Currently, Morin splits her time between Canada – her home country – and Los Angeles. She said a lot of business meetings and events happen in LA, and she also travels often to visit and collaborate with other creators.
How much money a YouTube creator earns in a single year directly from YouTube varies depending on a number of factors, like the type of content they make, the number of views they get, and the strategies they use.
After applying for YouTube’s Partner Program (you must have 1,000 subscribers and 4,000 watch hours to apply), Morin began monetizing her videos with ads placed by Google.
How much money a creator earns (known as AdSense revenue) depends on the video’s watch time, length, video type, and viewer demographics — among other factors. Some top creators have ad-placement strategies to maximize their earnings. For instance, YouTube creator Shelby Church, who has 1.4 million subscribers, said she more than doubled her earnings in 2019 versus 2018 by lengthening her videos to over 10 minutes so she could include more ads.
“A lot of times on AdSense I make like $2,000,” Morin said, referring to a single video. “For the amount of time that I put into YouTube, it’s almost like minimum wage. I have people I’m paying, and it’s a lot of stress that all of these people are counting on you for a paycheck at the end of the day. So, I like to find different ways to source income.”
Morin’s YouTube team consists of her manager, multi-channel network (AwesomenessTV), assistant, publicist, and video editors. Her main sources of revenue are selling merchandise, promoting brands, ads in her videos, and recently she has also started to invest in real estate.
“I think it’s really smart for YouTubers to still do YouTube, but also branch out,” she said. “A lot of people think that YouTubers make a lot of money, but if we only did YouTube we wouldn’t.”
Inside creating a merchandise shop, and collaborating with Tarte Cosmetics
Morin launched a merchandise brand with the company FanJoy in June 2018, and she sells calendars, phone cases and other branded apparel. Her merchandise is themed around the slogan “girls supporting girls,” and occasionally Morin will donate a percentage of the sales to Ovarian Cancer Research.
“When I was in high school I was severely bullied,” she said. “Girls would talk about me, saying rumors that weren’t even true. They always thought that the only way to rise up, was by tearing other girls down. When in reality, it’s the opposite. The only way girls rise up is by lifting each other.”
FanJoy is an e-commerce company that handles merchandise sales for top creators like Jake Paul, David Dobrik, and Tana Mongeau. Morin said she has been able to create custom items with FanJoy, like a custom belt with the phrase “girls supporting girls” on it.

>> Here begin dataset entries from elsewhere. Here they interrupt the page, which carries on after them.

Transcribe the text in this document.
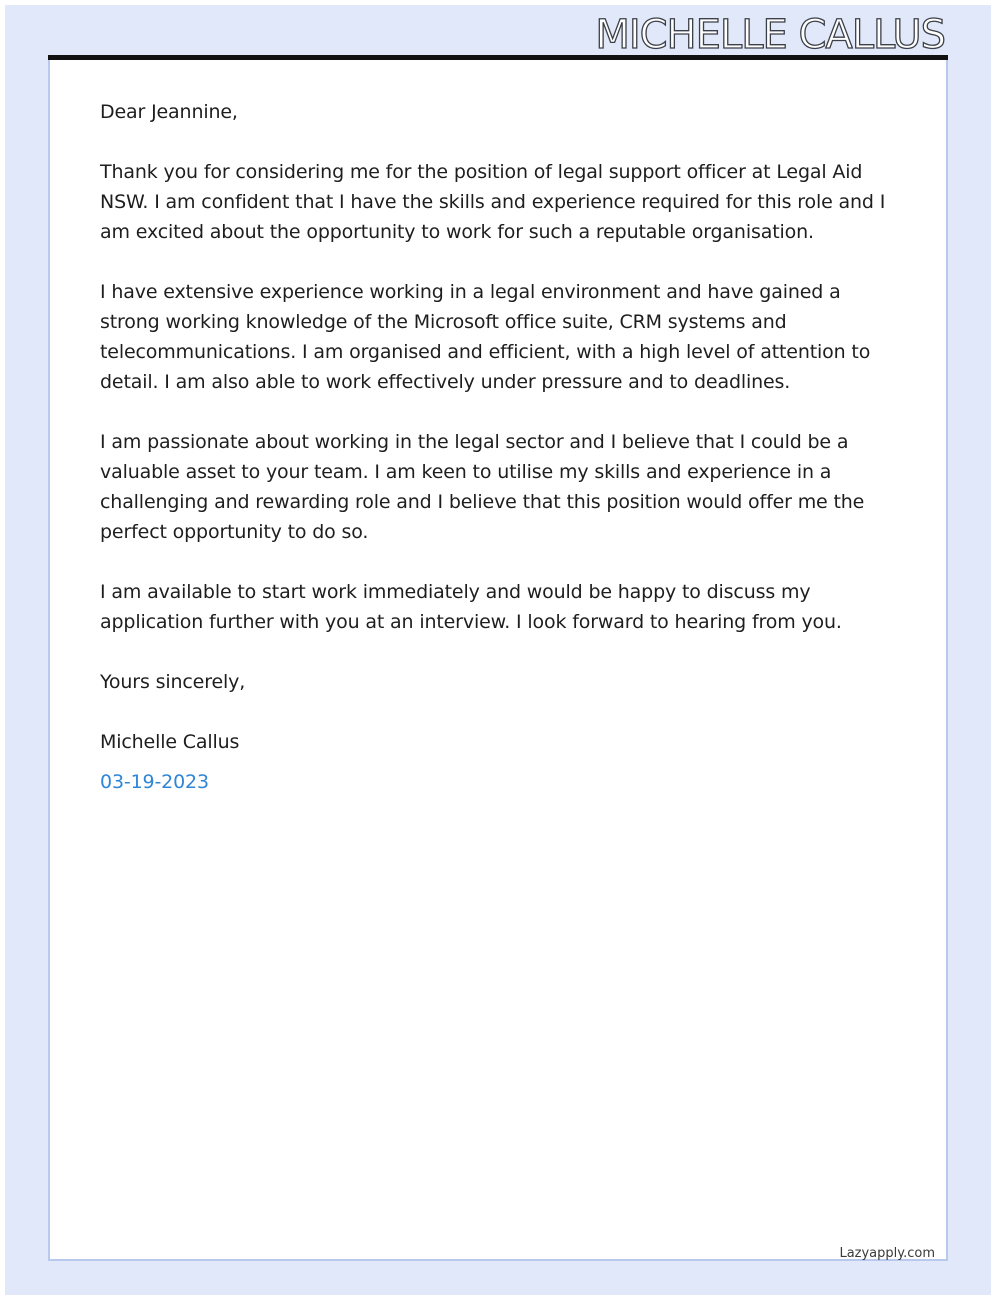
MICHELLE CALLUS

Dear Jeannine,

Thank you for considering me for the position of legal support officer at Legal Aid NSW. I am confident that I have the skills and experience required for this role and I am excited about the opportunity to work for such a reputable organisation.

I have extensive experience working in a legal environment and have gained a strong working knowledge of the Microsoft office suite, CRM systems and telecommunications. I am organised and efficient, with a high level of attention to detail. I am also able to work effectively under pressure and to deadlines.

I am passionate about working in the legal sector and I believe that I could be a valuable asset to your team. I am keen to utilise my skills and experience in a challenging and rewarding role and I believe that this position would offer me the perfect opportunity to do so.

I am available to start work immediately and would be happy to discuss my application further with you at an interview. I look forward to hearing from you.

Yours sincerely,

Michelle Callus

03-19-2023

Lazyapply.com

“I want to focus on launching a small amount of things and selling out, as opposed to ordering a huge amount and having to sell out of the old stuff,” she said.
The process behind creating a collection is different for every launch, she said. For her most recent collection, she said she spent a day at the photoshoot, and selected a group of followers to come and model the merchandise. Once the images are picked, she sends them over to FanJoy to upload to the website.

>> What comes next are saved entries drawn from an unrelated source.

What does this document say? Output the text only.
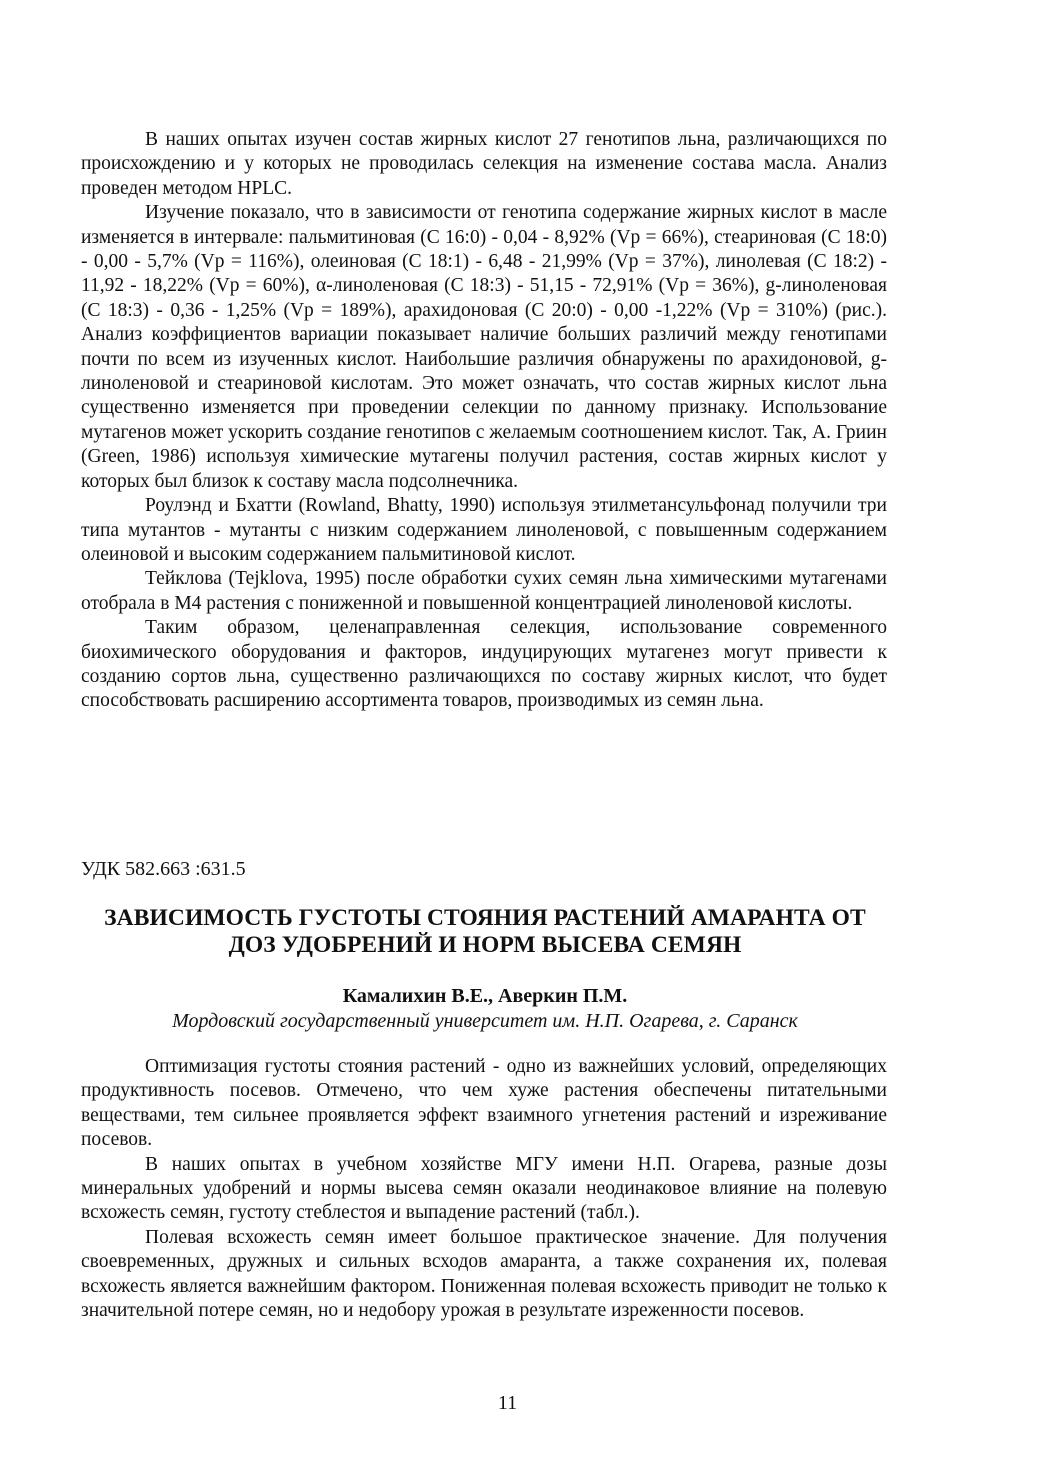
В наших опытах изучен состав жирных кислот 27 генотипов льна, различающихся по происхождению и у которых не проводилась селекция на изменение состава масла. Анализ проведен методом HPLC.

Изучение показало, что в зависимости от генотипа содержание жирных кислот в масле изменяется в интервале: пальмитиновая (С 16:0) - 0,04 - 8,92% (Vр = 66%), стеариновая (С 18:0) - 0,00 - 5,7% (Vр = 116%), олеиновая (С 18:1) - 6,48 - 21,99% (Vр = 37%), линолевая (С 18:2) - 11,92 - 18,22% (Vр = 60%), α-линоленовая (С 18:3) - 51,15 - 72,91% (Vр = 36%), g-линоленовая (С 18:3) - 0,36 - 1,25% (Vр = 189%), арахидоновая (С 20:0) - 0,00 -1,22% (Vр = 310%) (рис.). Анализ коэффициентов вариации показывает наличие больших различий между генотипами почти по всем из изученных кислот. Наибольшие различия обнаружены по арахидоновой, g-линоленовой и стеариновой кислотам. Это может означать, что состав жирных кислот льна существенно изменяется при проведении селекции по данному признаку. Использование мутагенов может ускорить создание генотипов с желаемым соотношением кислот. Так, А. Гриин (Green, 1986) используя химические мутагены получил растения, состав жирных кислот у которых был близок к составу масла подсолнечника.

Роулэнд и Бхатти (Rowland, Bhatty, 1990) используя этилметансульфонад получили три типа мутантов - мутанты с низким содержанием линоленовой, с повышенным содержанием олеиновой и высоким содержанием пальмитиновой кислот.

Тейклова (Tejklova, 1995) после обработки сухих семян льна химическими мутагенами отобрала в М4 растения с пониженной и повышенной концентрацией линоленовой кислоты.

Таким образом, целенаправленная селекция, использование современного биохимического оборудования и факторов, индуцирующих мутагенез могут привести к созданию сортов льна, существенно различающихся по составу жирных кислот, что будет способствовать расширению ассортимента товаров, производимых из семян льна.

УДК 582.663 :631.5
ЗАВИСИМОСТЬ ГУСТОТЫ СТОЯНИЯ РАСТЕНИЙ АМАРАНТА ОТ
ДОЗ УДОБРЕНИЙ И НОРМ ВЫСЕВА СЕМЯН
Камалихин В.Е., Аверкин П.М.
Мордовский государственный университет им. Н.П. Огарева, г. Саранск

Оптимизация густоты стояния растений - одно из важнейших условий, определяющих продуктивность посевов. Отмечено, что чем хуже растения обеспечены питательными веществами, тем сильнее проявляется эффект взаимного угнетения растений и изреживание посевов.

В наших опытах в учебном хозяйстве МГУ имени Н.П. Огарева, разные дозы минеральных удобрений и нормы высева семян оказали неодинаковое влияние на полевую всхожесть семян, густоту стеблестоя и выпадение растений (табл.).

Полевая всхожесть семян имеет большое практическое значение. Для получения своевременных, дружных и сильных всходов амаранта, а также сохранения их, полевая всхожесть является важнейшим фактором. Пониженная полевая всхожесть приводит не только к значительной потере семян, но и недобору урожая в результате изреженности посевов.

11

“It’s a lot of social promotion, captions, videos,” she said. “I think one of my favorite products is Blue’s calendar. Blue is my dog, and we had a shoot for her which we printed out on a calendar.”

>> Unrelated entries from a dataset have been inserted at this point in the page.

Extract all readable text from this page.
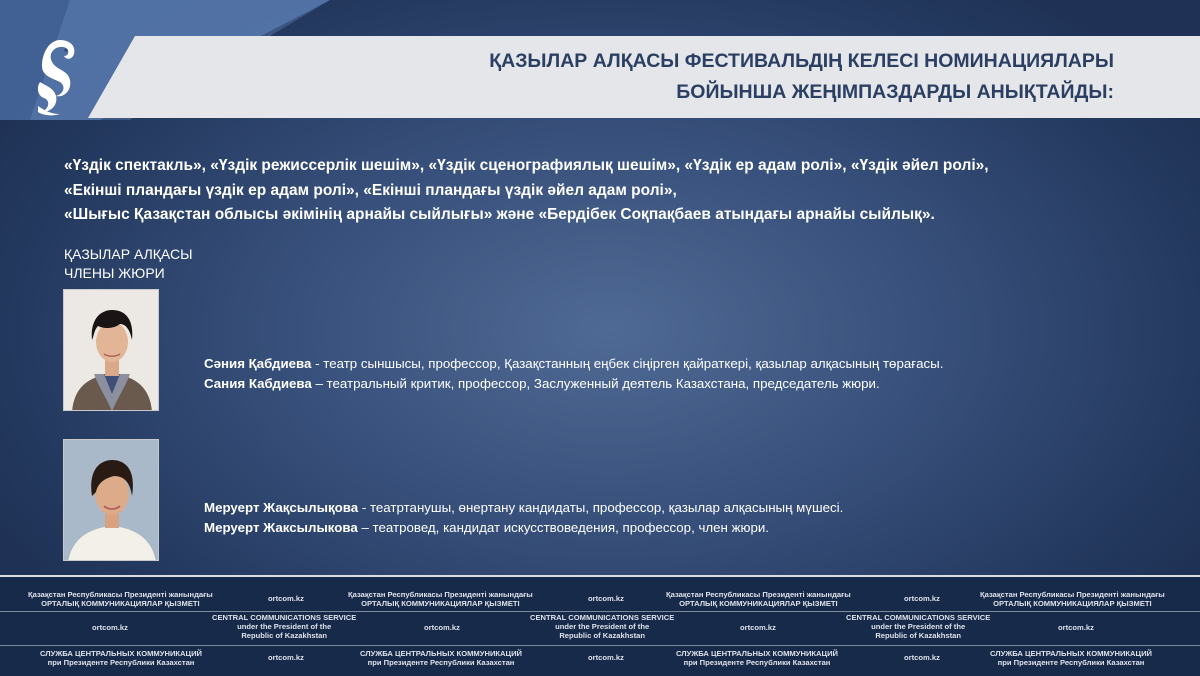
ҚАЗЫЛАР АЛҚАСЫ ФЕСТИВАЛЬДІҢ КЕЛЕСІ НОМИНАЦИЯЛАРЫ
БОЙЫНША ЖЕҢІМПАЗДАРДЫ АНЫҚТАЙДЫ:
«Үздік спектакль», «Үздік режиссерлік шешім», «Үздік сценографиялық шешім», «Үздік ер адам ролі», «Үздік әйел ролі»,
«Екінші пландағы үздік ер адам ролі», «Екінші пландағы үздік әйел адам ролі»,
«Шығыс Қазақстан облысы әкімінің арнайы сыйлығы» және «Бердібек Соқпақбаев атындағы арнайы сыйлық».
ҚАЗЫЛАР АЛҚАСЫ
ЧЛЕНЫ ЖЮРИ
Сәния Қабдиева - театр сыншысы, профессор, Қазақстанның еңбек сіңірген қайраткері, қазылар алқасының төрағасы.
Сания Кабдиева – театральный критик, профессор, Заслуженный деятель Казахстана, председатель жюри.
Меруерт Жақсылықова - театртанушы, өнертану кандидаты, профессор, қазылар алқасының мүшесі.
Меруерт Жаксылыкова – театровед, кандидат искусствоведения, профессор, член жюри.
Қазақстан Республикасы Президенті жанындағы
ОРТАЛЫҚ КОММУНИКАЦИЯЛАР ҚЫЗМЕТІ
ortcom.kz	Қазақстан Республикасы Президенті жанындағы
ОРТАЛЫҚ КОММУНИКАЦИЯЛАР ҚЫЗМЕТІ
ortcom.kz	Қазақстан Республикасы Президенті жанындағы
ОРТАЛЫҚ КОММУНИКАЦИЯЛАР ҚЫЗМЕТІ
ortcom.kz	Қазақстан Республикасы Президенті жанындағы
ОРТАЛЫҚ КОММУНИКАЦИЯЛАР ҚЫЗМЕТІ
ortcom.kz
CENTRAL COMMUNICATIONS SERVICE
under the President of the
Republic of Kazakhstan
ortcom.kz
CENTRAL COMMUNICATIONS SERVICE
under the President of the
Republic of Kazakhstan
ortcom.kz
CENTRAL COMMUNICATIONS SERVICE
under the President of the
Republic of Kazakhstan
ortcom.kz
СЛУЖБА ЦЕНТРАЛЬНЫХ КОММУНИКАЦИЙ
при Президенте Республики Казахстан
ortcom.kz	СЛУЖБА ЦЕНТРАЛЬНЫХ КОММУНИКАЦИЙ
при Президенте Республики Казахстан
ortcom.kz	СЛУЖБА ЦЕНТРАЛЬНЫХ КОММУНИКАЦИЙ
при Президенте Республики Казахстан
ortcom.kz	СЛУЖБА ЦЕНТРАЛЬНЫХ КОММУНИКАЦИЙ
при Президенте Республики Казахстан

Morin’s YouTube manager also manages her dog’s Instagram account, which has 148,000 followers. So far, Blue has promoted one brand on Instagram, the dog treats company Greenies.
Sponsorships, branded merchandise, and consumer products have all proven to be lucrative sources of income for many digital creators — including Adelaine Morin — and a way for influencers to diversify their revenue streams outside of direct revenue earned off YouTube.
Morin also has a makeup palette sold through the company Tarte Cosmetics. Outside projects like these can also help a creator sustain a long-lasting career and build out their business.
“I never want to be doing the same thing,” she said. “I want to keep growing, and I want to change.”